Narwhal has gone to the end of the dark hall to check out the room she’s never seen open. Narwhal says to Dungeonella: “Hey, Hi there! Weird, you look like the prisoner in a dream last week. Where did you come from? I didn’t see you come in... Are you a friend of one of the other tenants?”
“There,” she says, pointing down below into the oubliette, eyes blinking. “What tenants?”
“How did we never see you? How do you get in and out? Do you get in and out?”
Dungeonella says: “Are you one of the ghosts? Lucky said I’m not supposed to get close to you. You’re dangerous.” She feels the edges of a chair with her hand, and sits down, sideways, legs tightly together, neck lengthened, under-eyes dark. She looks as if she’s been watered too much lately, and her stalk is dropping, about to break. I thought it was just the housekeeper and the driver. And of course, Ms. Lavaggio.
“Neener!” calls Narwhal. “Come check this out? How long have you been there? Are you OK?”
“She’s been there a very, very long time,” says the housekeeper.
Nimling said: “I’m not going to stay here one more day! That’s disgusting! The cops. We can’t let Lucky get away with treating someone like this. This is slavery. Someone’s got to bring Lucky to court over this one! Neener! Drop everything. This is BIG. Front-page big.”
Dungeonella looks toward the sound coming into the room, and when Andrew appears, sloshing through the water, turns her chin down, adjusting her gaze to his height. She holds back a gentle twist of her lips. He stops suddenly, bends forward a bit, quickly takes off his shirt, bends forward more, and starts running, head first, at her.
She makes shocked, politely appreciative noises.

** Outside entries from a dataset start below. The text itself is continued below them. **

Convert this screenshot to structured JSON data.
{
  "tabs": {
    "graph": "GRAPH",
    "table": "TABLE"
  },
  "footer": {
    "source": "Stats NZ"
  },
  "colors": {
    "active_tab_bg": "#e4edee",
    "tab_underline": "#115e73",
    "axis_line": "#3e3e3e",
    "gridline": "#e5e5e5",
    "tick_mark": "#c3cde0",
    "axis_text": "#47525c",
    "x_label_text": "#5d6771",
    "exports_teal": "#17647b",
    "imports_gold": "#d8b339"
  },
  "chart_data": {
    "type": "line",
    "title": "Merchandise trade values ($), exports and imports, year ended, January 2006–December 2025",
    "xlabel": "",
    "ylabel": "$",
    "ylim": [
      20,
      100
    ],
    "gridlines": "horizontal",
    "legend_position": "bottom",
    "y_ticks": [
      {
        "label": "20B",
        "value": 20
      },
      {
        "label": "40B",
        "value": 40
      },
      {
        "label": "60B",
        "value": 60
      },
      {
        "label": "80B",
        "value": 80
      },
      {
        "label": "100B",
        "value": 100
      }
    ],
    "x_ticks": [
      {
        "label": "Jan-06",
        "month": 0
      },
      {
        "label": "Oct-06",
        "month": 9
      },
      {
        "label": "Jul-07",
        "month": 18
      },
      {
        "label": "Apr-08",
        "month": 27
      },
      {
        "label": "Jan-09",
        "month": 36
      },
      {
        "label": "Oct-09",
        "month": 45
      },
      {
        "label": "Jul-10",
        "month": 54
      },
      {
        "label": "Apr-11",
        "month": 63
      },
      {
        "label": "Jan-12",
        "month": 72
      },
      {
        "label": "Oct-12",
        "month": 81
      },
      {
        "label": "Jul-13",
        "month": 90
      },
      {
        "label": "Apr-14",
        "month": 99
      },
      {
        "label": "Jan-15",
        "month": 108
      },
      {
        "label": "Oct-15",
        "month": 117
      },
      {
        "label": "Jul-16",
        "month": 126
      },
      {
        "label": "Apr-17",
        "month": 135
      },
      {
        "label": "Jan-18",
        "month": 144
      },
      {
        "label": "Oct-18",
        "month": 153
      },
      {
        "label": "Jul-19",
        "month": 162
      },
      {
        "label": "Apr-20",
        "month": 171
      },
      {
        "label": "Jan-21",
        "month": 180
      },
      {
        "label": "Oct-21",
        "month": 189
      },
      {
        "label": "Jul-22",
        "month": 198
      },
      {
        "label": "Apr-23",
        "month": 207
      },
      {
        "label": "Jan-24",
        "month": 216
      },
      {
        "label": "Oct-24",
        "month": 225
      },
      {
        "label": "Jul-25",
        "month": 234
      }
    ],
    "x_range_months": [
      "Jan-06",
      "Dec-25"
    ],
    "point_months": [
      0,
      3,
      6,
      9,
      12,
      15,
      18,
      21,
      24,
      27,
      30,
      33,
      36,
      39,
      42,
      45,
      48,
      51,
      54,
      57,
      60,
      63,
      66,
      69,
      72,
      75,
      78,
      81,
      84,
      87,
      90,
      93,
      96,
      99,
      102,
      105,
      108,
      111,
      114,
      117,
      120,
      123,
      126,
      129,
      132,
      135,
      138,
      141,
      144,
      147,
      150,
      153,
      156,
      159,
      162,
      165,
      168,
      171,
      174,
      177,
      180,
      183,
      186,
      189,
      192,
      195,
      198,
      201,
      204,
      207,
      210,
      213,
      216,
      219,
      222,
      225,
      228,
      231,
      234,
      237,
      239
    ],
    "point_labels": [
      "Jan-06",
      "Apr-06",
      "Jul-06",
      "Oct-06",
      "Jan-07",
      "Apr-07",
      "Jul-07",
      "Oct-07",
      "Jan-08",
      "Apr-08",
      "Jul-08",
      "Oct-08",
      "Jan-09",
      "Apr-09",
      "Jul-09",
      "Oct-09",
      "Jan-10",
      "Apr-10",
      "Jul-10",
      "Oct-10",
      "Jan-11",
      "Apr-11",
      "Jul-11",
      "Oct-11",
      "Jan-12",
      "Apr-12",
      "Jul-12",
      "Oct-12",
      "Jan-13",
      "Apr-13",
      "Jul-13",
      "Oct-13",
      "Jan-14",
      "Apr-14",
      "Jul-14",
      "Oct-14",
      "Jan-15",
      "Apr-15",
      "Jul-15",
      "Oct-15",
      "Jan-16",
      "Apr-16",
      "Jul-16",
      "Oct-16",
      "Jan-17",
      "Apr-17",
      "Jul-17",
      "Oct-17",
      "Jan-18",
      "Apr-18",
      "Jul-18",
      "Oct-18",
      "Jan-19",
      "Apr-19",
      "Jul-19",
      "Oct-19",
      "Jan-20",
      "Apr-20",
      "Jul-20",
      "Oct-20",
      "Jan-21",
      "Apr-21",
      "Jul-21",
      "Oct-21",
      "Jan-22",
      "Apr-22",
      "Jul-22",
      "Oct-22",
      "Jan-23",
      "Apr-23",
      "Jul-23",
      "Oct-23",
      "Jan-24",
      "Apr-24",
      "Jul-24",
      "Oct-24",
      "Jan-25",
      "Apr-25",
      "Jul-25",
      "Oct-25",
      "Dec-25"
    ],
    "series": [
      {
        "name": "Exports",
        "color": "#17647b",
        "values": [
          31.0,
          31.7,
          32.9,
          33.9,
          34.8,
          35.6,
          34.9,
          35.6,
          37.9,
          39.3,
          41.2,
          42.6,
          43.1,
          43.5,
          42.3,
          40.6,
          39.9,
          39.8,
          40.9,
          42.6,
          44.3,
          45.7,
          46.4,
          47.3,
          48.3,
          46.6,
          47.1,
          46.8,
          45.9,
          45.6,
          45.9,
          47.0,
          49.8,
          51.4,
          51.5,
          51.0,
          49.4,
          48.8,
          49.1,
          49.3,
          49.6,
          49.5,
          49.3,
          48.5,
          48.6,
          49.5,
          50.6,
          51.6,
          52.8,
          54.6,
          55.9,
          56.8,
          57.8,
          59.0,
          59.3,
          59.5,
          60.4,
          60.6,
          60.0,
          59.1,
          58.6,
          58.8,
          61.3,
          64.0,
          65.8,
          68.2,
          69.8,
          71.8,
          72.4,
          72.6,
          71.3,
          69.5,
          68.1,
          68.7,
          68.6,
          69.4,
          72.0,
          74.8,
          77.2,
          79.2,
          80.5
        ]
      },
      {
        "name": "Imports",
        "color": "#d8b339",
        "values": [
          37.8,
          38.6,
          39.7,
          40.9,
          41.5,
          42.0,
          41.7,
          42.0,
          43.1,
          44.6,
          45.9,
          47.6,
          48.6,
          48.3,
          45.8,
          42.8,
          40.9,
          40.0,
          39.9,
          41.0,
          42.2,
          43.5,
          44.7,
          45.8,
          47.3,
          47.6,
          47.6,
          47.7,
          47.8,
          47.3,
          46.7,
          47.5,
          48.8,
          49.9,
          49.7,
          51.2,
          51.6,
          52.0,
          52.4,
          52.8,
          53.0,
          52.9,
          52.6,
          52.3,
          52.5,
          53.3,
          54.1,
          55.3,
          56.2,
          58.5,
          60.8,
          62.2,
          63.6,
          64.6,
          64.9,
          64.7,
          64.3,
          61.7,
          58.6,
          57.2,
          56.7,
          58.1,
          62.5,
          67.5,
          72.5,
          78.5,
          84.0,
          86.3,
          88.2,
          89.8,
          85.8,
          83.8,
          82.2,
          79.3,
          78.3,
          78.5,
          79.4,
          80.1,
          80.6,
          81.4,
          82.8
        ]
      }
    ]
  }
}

Andrew hands her a half a biscuit.
Dungeonella wanders through the house, eyes wide, legs spindly, touching everything. She picks up pictures of tenants and holds them far away, and then close up, cleans the dust off them, touches their images, tentatively.
She goes back down the dripping stairs into the oubliette and retrieves a soggy duffle bag. She pokes through the kitchen, grabbing a jar of milk and drinking from it, and Lucky’s room, peering at her important papers, stuffing some into her bag. She sets off toward the front door.

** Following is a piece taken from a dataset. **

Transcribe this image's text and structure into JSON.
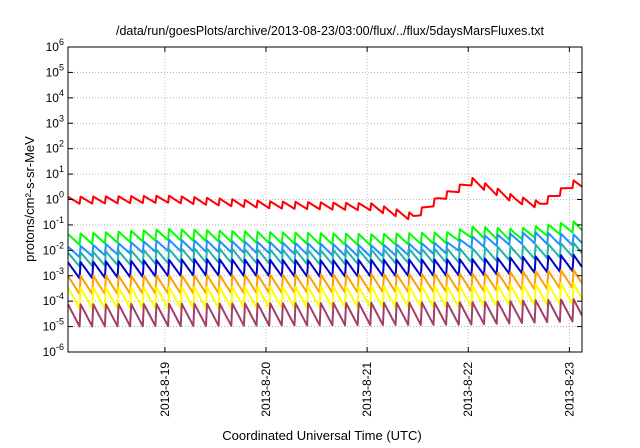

Neener steers her into the house. The driver says: “We know you’ll need this. This is from Lucky’s savings. It’s all in 100s.”
The housekeeper gives Dungeonella a teal cotton dress, some stockings, and a hair clip.
Lucky’s subconscious shivers, while her conscious mind is engaged with changing planes here and there, eats, stretches, reads magazines, and naps, and swirls times together. Lucky has no conscious idea of what’s going on back at the boarding house, other than surely it’s getting quite a bit of water damage. But she still is starting to develop a tic.
The plane bangs over some turbulence, making Lucky’s forehead hit the window it’s leaning against. Lucky becomes alert, and adjusts her tape under her bangs. She rubs her eyes and looks around and vaguely decides she is actually herself. She is a cartoon ink on a piece of tape.
She lifts her hair off the tape, as she wants to look at it in the reflection of the mirror, see which cartoon she is. She pulls out some of her hair. She shakes her head, and smooths the bangs back onto it. She isn’t sure she’s awake.